9. Insulation container according to claim 1, further comprising four side insulation elements, a bottom insulation element and a lid insulation element, wherein the four side insulation elements and the bottom insulation element are brought into abutment with each other along the respective connecting surfaces so as to form a receiving space which is open on one side for receiving the temperature-sensitive products, wherein the lid insulation element and the four side surface elements are brought into abutment with each other along the respective connecting surfaces in such a way as to completely cover the receiving space, wherein a sealing means is disposed only at and/or along the connecting surface between the lid insulation element and the four side surface elements and/or the bottom insulation element and the four side surface elements.

10. Insulation container according to claim 1, wherein the vacuum insulation elements comprise a vacuum insulation panel.

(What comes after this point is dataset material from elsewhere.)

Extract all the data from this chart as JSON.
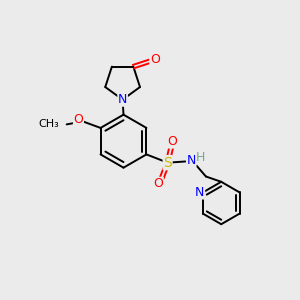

11. Insulation container according to claim 10, wherein the vacuum insulation panels of the vacuum insulation elements are each embodied as a single layer or as multiple layers.

12. Insulation container according to claim 1, further comprising a sheathing completely or partially surrounding the insulation container, the product or the vacuum insulation elements.

13. Insulation container according to claim 1, wherein corner elements are disposed at the outer edges of the insulation container formed along the connecting surfaces, which are designed in such a way as to at least partially enclose the outer side of the vacuum insulation elements.

14. Insulation container according to claim 1, wherein at least one strap for stabilizing the vacuum insulation elements is disposed along the outer sides of the vacuum insulation elements.